I'm right handed and wear my watch on my left. Regardless of which hand you wear your watch on it always made sense to me to wear a watch on your least dominate hand. Dominate hand being used more, watch has less of a chance to get in the way being on your off hand. Really makes sense to me scuba diving and may be where it stems from in my upbringing. I do wear a dive watch 24/7 and use the bezel as a timer a good bit, everything from cakes to dive time. Would be very awkward for me turning it with my off hand.


----------



## aboynamedsuita (Apr 8, 2015)

Cashn said:


> ...it always made sense to me to wear a watch on your least dominate hand. Dominate hand being used more, watch has less of a chance to get in the way being on your off hand...



Ill have to see if I can get used to wearing my watch on my right at some point. I currently always bang it into things being a lefty.
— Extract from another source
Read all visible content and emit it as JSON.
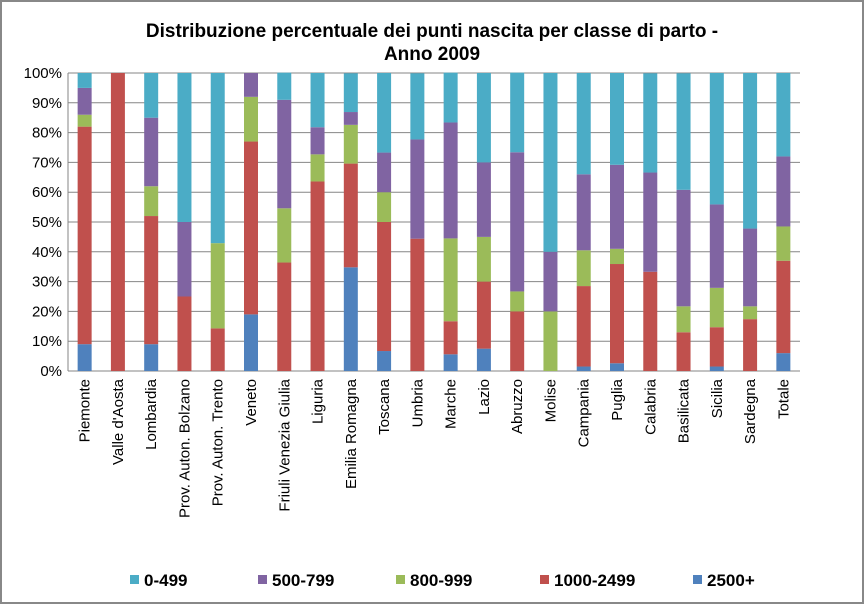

Professional ring goes on left side too (dominant side), if/when get married will have to move watch to the right for sure in order to balance lol


----------



## Admin (Apr 9, 2015)

andre s said:


> As far as I can remember, I've been (functionally) right handed, but played all sports that required a swinging implement as a lefty (hockey, baseball, even golf). Always thought it strange, but felt natural.
> 
> My mom recently admitted (to my wife) that she had forced me into right-handedness as a toddler. I don't remember anything about the ordeal. I wish it meant that I was ambidextrous...Instead, it means that my left hand is weaker than it should be, so I can't hit home runs, my wrist and snapshots are generally weak and my tee-off is inadequate.
> 
> But it saves me a few bucks in the knife world



And the guitar world, and the firearms word, and the sports world, etc.

I kind of hate it sometimes.


----------